Wenn Deine Muschi so geil ficken kann wie sie aussieht, dann kommt es mir sehr, sehr bald…“, knurrte ich und zog sie zu mir heran. Ihre Hand griff zielsicher nach meinem harten Schwanz und sie wusste ziemlich genau, wie man einen solchen Pimmel wie den meinigen handzuhaben hatte. „Du spritzt aber nicht gleich ab, nur weil ich dir einen Blasen will, oder?“, fragte Tine mich und ich knabberte an ihren Nippeln, umfasste ihre dicken Brüste und schnurrte fast wie ein zufriedener Kater. „Nein, bestimmt nicht, mein Pimmel soll ja auch noch deine Muschi kennenlernen…“, murmelte ich. Ich wollte mich nicht von ihren Brüsten trennen, aber ich nahm es denn doch in Kauf, weil sie verdammt gierig danach war, meinen Pimmel in den Mund zu nehmen. Ich schaute zu, wie sie meine Eichel beleckte, wie sie meinem Schwanz wieder und wieder tief in ihren Hals steckte und mit meinen Eiern spielte. Ich fickte ihre Mundfotze. Ein echt freches, geiles Teengirl hatte ich da bei mir und ich hatte auch nichts dagegen, als sie schließlich doch wieder auftauchte und mir ihre Brüste ins Gesicht hängte.

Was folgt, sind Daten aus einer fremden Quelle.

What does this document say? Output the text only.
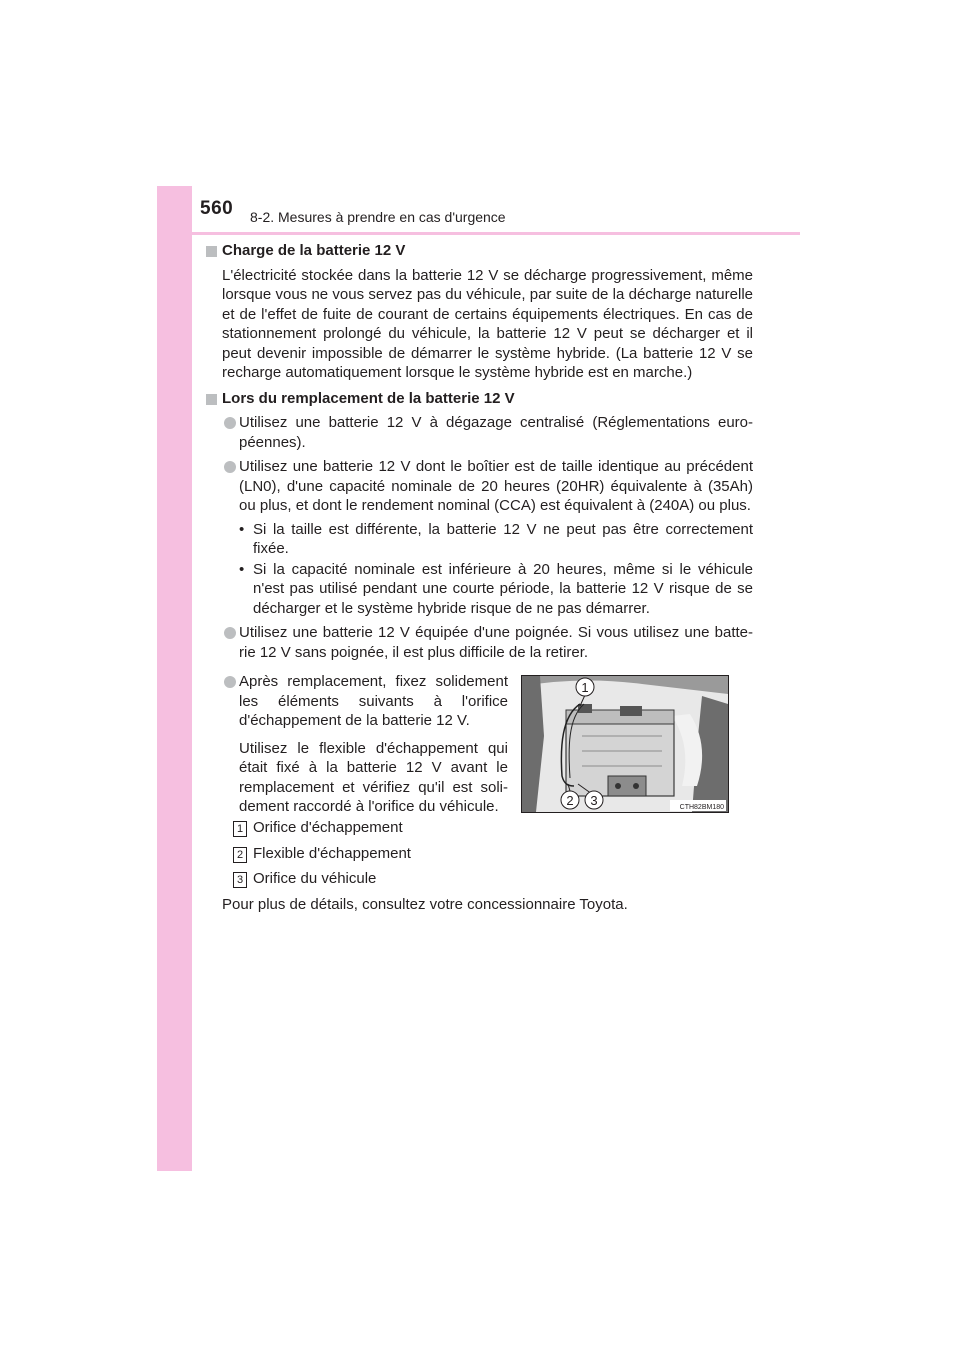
560 8-2. Mesures à prendre en cas d'urgence
Charge de la batterie 12 V
L'électricité stockée dans la batterie 12 V se décharge progressivement, même lorsque vous ne vous servez pas du véhicule, par suite de la décharge naturelle et de l'effet de fuite de courant de certains équipements électriques. En cas de stationnement prolongé du véhicule, la batterie 12 V peut se décharger et il peut devenir impossible de démarrer le système hybride. (La batterie 12 V se recharge automatiquement lorsque le système hybride est en marche.)
Lors du remplacement de la batterie 12 V
Utilisez une batterie 12 V à dégazage centralisé (Réglementations euro-péennes).
Utilisez une batterie 12 V dont le boîtier est de taille identique au précédent (LN0), d'une capacité nominale de 20 heures (20HR) équivalente à (35Ah) ou plus, et dont le rendement nominal (CCA) est équivalent à (240A) ou plus.
• Si la taille est différente, la batterie 12 V ne peut pas être correctement fixée.
• Si la capacité nominale est inférieure à 20 heures, même si le véhicule n'est pas utilisé pendant une courte période, la batterie 12 V risque de se décharger et le système hybride risque de ne pas démarrer.
Utilisez une batterie 12 V équipée d'une poignée. Si vous utilisez une batte-rie 12 V sans poignée, il est plus difficile de la retirer.
Après remplacement, fixez solidement les éléments suivants à l'orifice d'échappement de la batterie 12 V.
Utilisez le flexible d'échappement qui était fixé à la batterie 12 V avant le remplacement et vérifiez qu'il est soli-dement raccordé à l'orifice du véhicule.
1
2 3	CTH82BM180
1 Orifice d'échappement
2 Flexible d'échappement
3 Orifice du véhicule
Pour plus de détails, consultez votre concessionnaire Toyota.
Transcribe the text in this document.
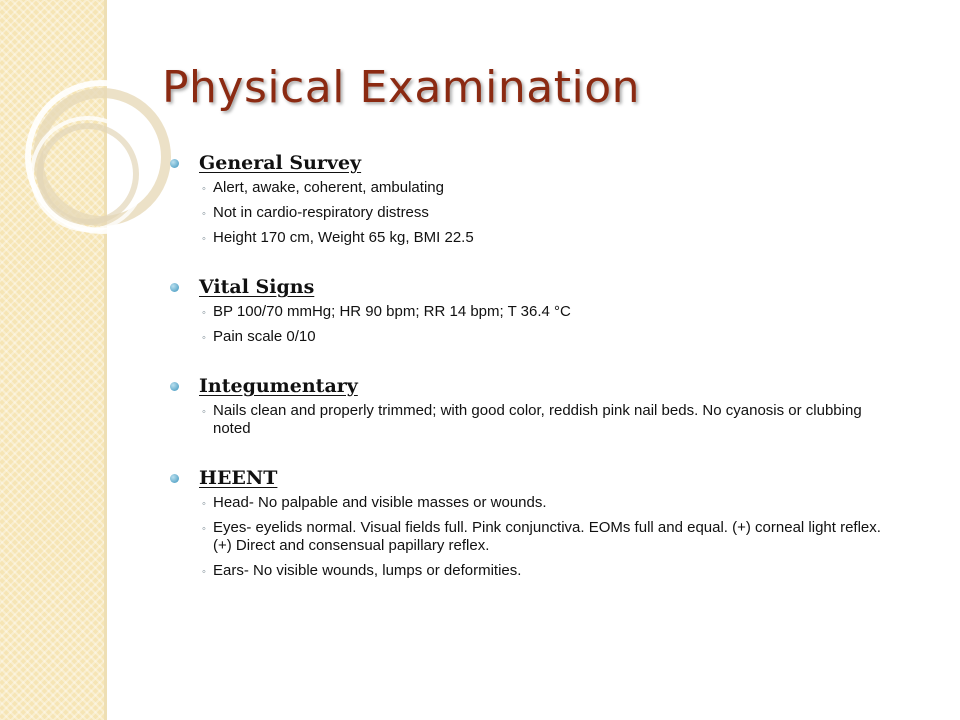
Physical Examination
General Survey
◦ Alert, awake, coherent, ambulating
◦ Not in cardio-respiratory distress
◦ Height 170 cm, Weight 65 kg, BMI 22.5
Vital Signs
◦ BP 100/70 mmHg; HR 90 bpm; RR 14 bpm; T 36.4 °C
◦ Pain scale 0/10
Integumentary
◦ Nails clean and properly trimmed; with good color, reddish pink nail beds. No cyanosis or clubbing noted
HEENT
◦ Head- No palpable and visible masses or wounds.
◦ Eyes- eyelids normal. Visual fields full. Pink conjunctiva. EOMs full and equal. (+) corneal light reflex. (+) Direct and consensual papillary reflex.
◦ Ears- No visible wounds, lumps or deformities.
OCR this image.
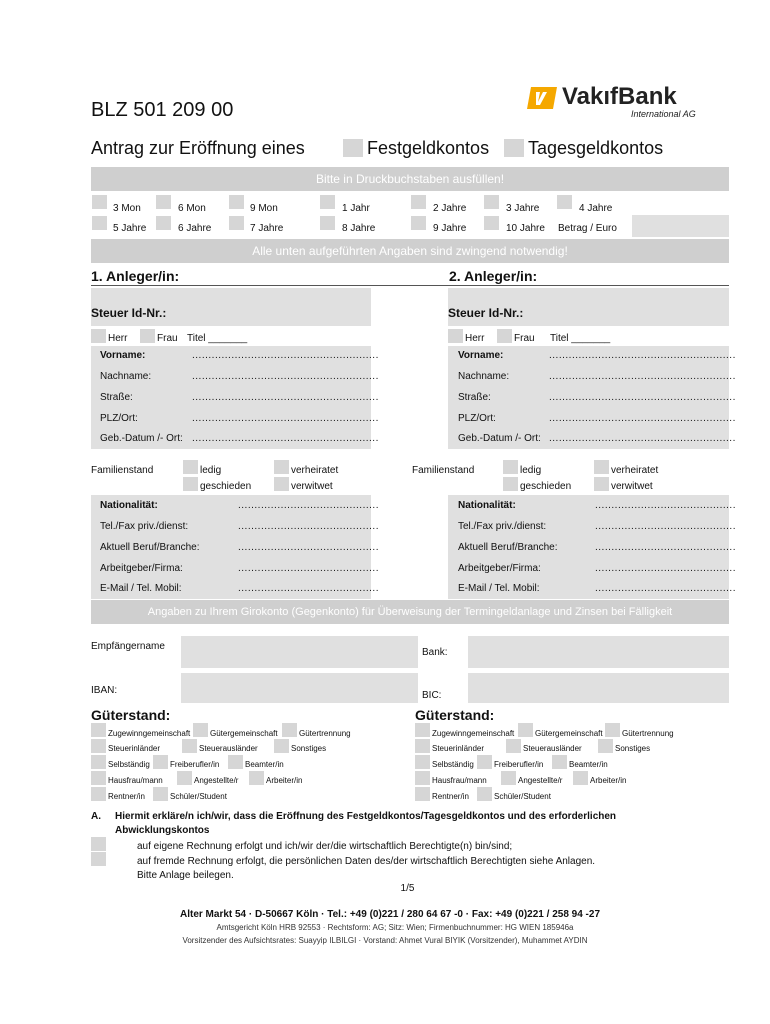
BLZ 501 209 00	VakıfBank
International AG
Antrag zur Eröffnung eines	Festgeldkontos Tagesgeldkontos
Bitte in Druckbuchstaben ausfüllen!
3 Mon	6 Mon	9 Mon	1 Jahr	2 Jahre	3 Jahre	4 Jahre
5 Jahre	6 Jahre	7 Jahre	8 Jahre	9 Jahre	10 Jahre Betrag / Euro
Alle unten aufgeführten Angaben sind zwingend notwendig!
1. Anleger/in:	2. Anleger/in:
Steuer Id-Nr.:
Herr	Frau Titel _______
Vorname:	.........................................................
Nachname:	.........................................................
Straße:	.........................................................
PLZ/Ort:	.........................................................
Geb.-Datum /- Ort: .........................................................
Familienstand	ledig
geschieden
verheiratet
verwitwet
Nationalität:	...........................................
Tel./Fax priv./dienst:	...........................................
Aktuell Beruf/Branche:	...........................................
Arbeitgeber/Firma:	...........................................
E-Mail / Tel. Mobil:	...........................................
Steuer Id-Nr.:
Herr	Frau Titel _______
Vorname:	.........................................................
Nachname:	.........................................................
Straße:	.........................................................
PLZ/Ort:	.........................................................
Geb.-Datum /- Ort: .........................................................
Familienstand	ledig
geschieden
verheiratet
verwitwet
Nationalität:	...........................................
Tel./Fax priv./dienst:	...........................................
Aktuell Beruf/Branche:	...........................................
Arbeitgeber/Firma:	...........................................
E-Mail / Tel. Mobil:	...........................................
Angaben zu Ihrem Girokonto (Gegenkonto) für Überweisung der Termingeldanlage und Zinsen bei Fälligkeit
Empfängername
Bank:
IBAN:	BIC:
Güterstand:
Zugewinngemeinschaft Gütergemeinschaft	Gütertrennung
Steuerinländer	Steuerausländer	Sonstiges
Selbständig	Freiberufler/in	Beamter/in
Hausfrau/mann	Angestellte/r	Arbeiter/in
Rentner/in	Schüler/Student
Güterstand:
Zugewinngemeinschaft	Gütergemeinschaft Gütertrennung
Steuerinländer	Steuerausländer	Sonstiges
Selbständig	Freiberufler/in	Beamter/in
Hausfrau/mann	Angestellte/r	Arbeiter/in
Rentner/in	Schüler/Student
A. Hiermit erkläre/n ich/wir, dass die Eröffnung des Festgeldkontos/Tagesgeldkontos und des erforderlichen
Abwicklungskontos
auf eigene Rechnung erfolgt und ich/wir der/die wirtschaftlich Berechtigte(n) bin/sind;
auf fremde Rechnung erfolgt, die persönlichen Daten des/der wirtschaftlich Berechtigten siehe Anlagen.
Bitte Anlage beilegen.
1/5
Alter Markt 54 · D-50667 Köln · Tel.: +49 (0)221 / 280 64 67 -0 · Fax: +49 (0)221 / 258 94 -27
Amtsgericht Köln HRB 92553 · Rechtsform: AG; Sitz: Wien; Firmenbuchnummer: HG WIEN 185946a
Vorsitzender des Aufsichtsrates: Suayyip ILBILGI · Vorstand: Ahmet Vural BIYIK (Vorsitzender), Muhammet AYDIN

Ich streichelte diese geilen Brüste und Tine ließ meine Schwanzspitze an ihrer feuchten Muschi spielen, bevor sie sich auf meinen Schwanz und dieser in ihrer engen Fotze eindrang. Sie ging echt geil ab, als sie auf mir ritt. Leidenschaftlich fickte sie sich rasch zu einem ersten Orgasmus, aber sie ritt weiter und weiter. Meine Hände lagen auf ihrem Arsch, ich bremste sie etwas und schob ihr meinen Mittelfinger in ihr geiles Arschloch, worauf hin sie noch geiler wurde. Tine richtete sich auf, schaute mich an und sie fickte mich beharrlich. „Komm, du willst doch auch in meine geile und noch engere Arschfotze ficken… fick mich in den Arsch Arsch, Süßer…“, gurrte sie völlig benebelt vom Sex. Eine solche Aufforderung darf ichmir doch nicht entgehen lassen, also packte ich die geile Schnecke und drehte sie in Position. Ihr straffer Po prangte vor mir, ich zog ihre Arschbacken auseinander, spuckte auf ihre Rosette und schob mich an sie heran.

Mein harter Pimmel glitt langsam in ihre wahnsinnig enge Arschfotze, ich war vorsichtig, doch Tine brauchte es sofort hart und heftig. Sie drückte sich mir entgegen, ich war bis zu den Eiern in ihrem Arsch und ich fing an sie hart und animalisch in den Arsch zu ficken. Verflucht, das war vielleicht eng und geil, ihre Rosette reizte mich schwer und sie stöhnte laut, sie war wirklich ein total versautes, frivoles Girl und liebte es in den Arsch gevögelt zu werden. Verdammt zügig bekam Tine ihren zweiten Orgasmus, als ich sie in ihren Arsch fickte, bis ich mich gehen ließ und tief in ihren Darm abspritzte. Ein megageiler Abgang war das, wirklich geil. Mit weichen Knien rutschte ich aus ihrem Arsch, ließ mich aufs Bett sinken und streichelte ihr Brüste. Tine hatte noch immer einen glasigen Blick, aber nicht genug Sex. Nach einer kurzen Dusche später vernaschte sie mich und zeigte mir, wie eine Prostatamassage funktioniert und ich kann sagen, dass es absolut geil war. Aber das ist eine andere Geschichte.